上述研究结果证实了联合修复技术对除草剂的降解效率要高于相对应的单一修复技术.但目前植物-微生物和材料-微生物等联合修复技术仍处于研发阶段, 仅在实验室条件下进行了模拟实验.不过有研究表明联合修复技术具有较好发展潜力和应用前景.
6 展望(1) 继续筛选具有高效降解和转化能力的植物和微生物种类; 利用基因技术将除草剂降解的关键基因导入到微生物或植物体内, 增强其耐受性和降解能力.
(2) 研究生物炭修复除草剂的机制和老化效应, 和其对土壤肥力和作物生产力的长期影响, 了解生物炭对土壤动植物的负面影响, 并筛选合适的原材料.
(3) 加强联合修复技术的研究, 尤其是植物-微生物联合修复技术, 探究联合修复作用的机制.
(4) 修复技术在实际农业生产过程中大规模应用时, 要和区域农艺管理措施有机结合, 在注重修复效果的同时, 也要充分考虑技术应用的经济成本.
7 结论(1) 农田土壤中除草剂的去除受土壤类型, 除草剂理化性质、残留浓度、污染范围和气候条件等因素的影响, 要因地制宜地选取适合的技术或集成技术.目前研究较多技术主要有生物修复技术和生物炭吸附固定技术.其中微生物修复、酶修复和植物修复等生物修复技术具有无破坏性、成本低、环境友好和易于操作等优点, 是一种消减农田土壤除草剂残留的可持续修复技术.但目前研究中仍存在一些问题.比如, 修复植物和微生物种类繁多, 并且对除草剂的去除往往具有专一性, 导致修复效果存在差异.生物炭具有出色的吸附性能, 能够吸附固定土壤中的除草剂, 还能增加土壤养分和保水能力, 改善土壤结构, 因此被广泛研究.但在实际应用中也存在一些问题, 例如附着在生物炭上的副产品是否会对土壤造成负面影响还不清楚, 还有生物炭制备的条件、修复的时间和成本的控制等.

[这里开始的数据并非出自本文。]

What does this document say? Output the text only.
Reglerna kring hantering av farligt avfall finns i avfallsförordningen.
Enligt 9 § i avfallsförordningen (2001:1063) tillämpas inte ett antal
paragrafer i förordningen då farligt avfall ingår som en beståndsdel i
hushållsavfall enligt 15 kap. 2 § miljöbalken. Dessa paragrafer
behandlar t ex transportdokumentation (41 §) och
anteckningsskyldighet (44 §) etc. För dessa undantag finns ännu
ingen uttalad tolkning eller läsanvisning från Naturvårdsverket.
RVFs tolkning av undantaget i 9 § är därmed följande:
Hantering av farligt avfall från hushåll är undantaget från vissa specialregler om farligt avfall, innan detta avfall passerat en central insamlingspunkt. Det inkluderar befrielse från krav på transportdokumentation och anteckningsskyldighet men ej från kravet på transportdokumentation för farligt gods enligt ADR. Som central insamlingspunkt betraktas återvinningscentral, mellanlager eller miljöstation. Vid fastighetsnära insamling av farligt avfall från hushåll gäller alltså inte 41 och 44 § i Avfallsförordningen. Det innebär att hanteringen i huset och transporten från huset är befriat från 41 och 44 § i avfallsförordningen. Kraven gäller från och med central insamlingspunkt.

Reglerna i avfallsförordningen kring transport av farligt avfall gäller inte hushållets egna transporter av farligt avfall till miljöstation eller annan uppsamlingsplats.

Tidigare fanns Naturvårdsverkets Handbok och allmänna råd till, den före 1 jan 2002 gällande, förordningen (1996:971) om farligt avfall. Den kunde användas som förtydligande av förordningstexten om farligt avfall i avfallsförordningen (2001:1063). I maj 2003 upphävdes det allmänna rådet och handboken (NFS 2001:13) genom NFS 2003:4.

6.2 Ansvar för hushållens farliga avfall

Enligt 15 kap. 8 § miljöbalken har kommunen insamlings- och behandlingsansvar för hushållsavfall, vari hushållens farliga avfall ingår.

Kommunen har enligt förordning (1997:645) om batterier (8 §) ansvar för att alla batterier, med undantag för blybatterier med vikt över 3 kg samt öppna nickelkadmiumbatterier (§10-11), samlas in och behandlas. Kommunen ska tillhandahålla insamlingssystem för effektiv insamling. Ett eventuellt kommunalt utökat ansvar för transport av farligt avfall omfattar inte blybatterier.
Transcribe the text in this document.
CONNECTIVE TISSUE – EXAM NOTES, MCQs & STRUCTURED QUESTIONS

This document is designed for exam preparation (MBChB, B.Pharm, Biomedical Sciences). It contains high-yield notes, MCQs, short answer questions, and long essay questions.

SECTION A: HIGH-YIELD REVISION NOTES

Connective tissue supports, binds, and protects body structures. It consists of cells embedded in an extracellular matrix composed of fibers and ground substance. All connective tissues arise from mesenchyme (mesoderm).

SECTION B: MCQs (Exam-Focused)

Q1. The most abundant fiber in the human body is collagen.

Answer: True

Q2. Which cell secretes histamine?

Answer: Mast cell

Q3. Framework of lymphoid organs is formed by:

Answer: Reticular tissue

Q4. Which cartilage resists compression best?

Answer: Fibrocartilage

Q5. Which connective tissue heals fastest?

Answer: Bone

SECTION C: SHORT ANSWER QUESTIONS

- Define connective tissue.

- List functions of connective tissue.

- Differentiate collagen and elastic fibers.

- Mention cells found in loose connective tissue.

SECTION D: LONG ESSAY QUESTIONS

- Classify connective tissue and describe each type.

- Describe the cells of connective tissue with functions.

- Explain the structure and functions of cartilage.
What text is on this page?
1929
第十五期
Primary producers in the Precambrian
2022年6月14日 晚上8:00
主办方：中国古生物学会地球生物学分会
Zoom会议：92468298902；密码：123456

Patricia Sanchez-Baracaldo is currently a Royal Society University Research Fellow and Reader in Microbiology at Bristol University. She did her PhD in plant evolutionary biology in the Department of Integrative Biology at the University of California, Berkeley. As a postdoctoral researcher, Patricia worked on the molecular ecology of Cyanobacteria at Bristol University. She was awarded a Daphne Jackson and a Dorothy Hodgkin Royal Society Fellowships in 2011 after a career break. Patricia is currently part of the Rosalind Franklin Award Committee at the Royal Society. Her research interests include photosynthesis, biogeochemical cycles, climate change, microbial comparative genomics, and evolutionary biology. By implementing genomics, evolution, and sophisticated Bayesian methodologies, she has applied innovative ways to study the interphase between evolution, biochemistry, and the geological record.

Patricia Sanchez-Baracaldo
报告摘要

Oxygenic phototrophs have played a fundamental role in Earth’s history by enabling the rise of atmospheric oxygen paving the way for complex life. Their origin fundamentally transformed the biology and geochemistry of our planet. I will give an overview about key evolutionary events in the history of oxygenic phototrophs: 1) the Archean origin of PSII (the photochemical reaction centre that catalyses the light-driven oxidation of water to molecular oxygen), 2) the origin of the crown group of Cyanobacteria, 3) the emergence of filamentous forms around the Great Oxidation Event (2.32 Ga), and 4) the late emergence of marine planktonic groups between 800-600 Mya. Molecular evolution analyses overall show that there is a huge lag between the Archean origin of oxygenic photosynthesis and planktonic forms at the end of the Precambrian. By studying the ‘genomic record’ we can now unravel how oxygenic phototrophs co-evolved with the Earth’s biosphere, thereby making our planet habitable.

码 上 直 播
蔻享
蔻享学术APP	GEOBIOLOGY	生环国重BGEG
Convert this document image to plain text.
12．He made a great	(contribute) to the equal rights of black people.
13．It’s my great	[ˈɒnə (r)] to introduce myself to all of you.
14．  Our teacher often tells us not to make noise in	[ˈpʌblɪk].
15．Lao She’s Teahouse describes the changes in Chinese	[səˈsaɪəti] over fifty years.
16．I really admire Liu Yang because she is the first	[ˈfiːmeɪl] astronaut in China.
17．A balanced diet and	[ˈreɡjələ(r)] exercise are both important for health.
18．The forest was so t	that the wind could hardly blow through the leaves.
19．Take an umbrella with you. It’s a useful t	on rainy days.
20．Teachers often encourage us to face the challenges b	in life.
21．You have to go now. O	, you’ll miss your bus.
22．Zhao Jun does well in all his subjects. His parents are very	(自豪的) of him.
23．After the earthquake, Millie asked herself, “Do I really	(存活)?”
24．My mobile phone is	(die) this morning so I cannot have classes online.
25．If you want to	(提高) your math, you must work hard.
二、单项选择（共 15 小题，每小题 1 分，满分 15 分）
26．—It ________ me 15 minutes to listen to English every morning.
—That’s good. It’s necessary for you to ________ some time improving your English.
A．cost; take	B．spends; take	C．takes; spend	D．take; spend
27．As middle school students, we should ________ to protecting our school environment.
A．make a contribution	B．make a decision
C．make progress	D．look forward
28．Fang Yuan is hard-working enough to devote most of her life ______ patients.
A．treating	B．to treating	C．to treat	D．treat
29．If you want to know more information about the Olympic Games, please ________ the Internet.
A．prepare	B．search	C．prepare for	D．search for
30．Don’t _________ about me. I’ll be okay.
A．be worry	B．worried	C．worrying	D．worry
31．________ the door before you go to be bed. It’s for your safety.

(2) 植物-微生物和材料-微生物等联合修复技术将不同的修复技术进行有机耦合.其中植物-微生物联合修复技术是目前研究的热点, 结合了植物和微生物修复的优点, 并且可规模化应用, 具有广泛的应用前景.但目前研究中仍存在一些问题.对植物-微生物联合技术在土壤除草剂残留修复应用中的相关研究还比较少, 植物和微生物联合方式多种多样, 对不同组合方式的作用机制仍不明确.而关于材料-微生物等联合修复技术, 虽然已证明对除草剂具有良好的降解效果, 但相关研究较少, 对作用机制还不清楚.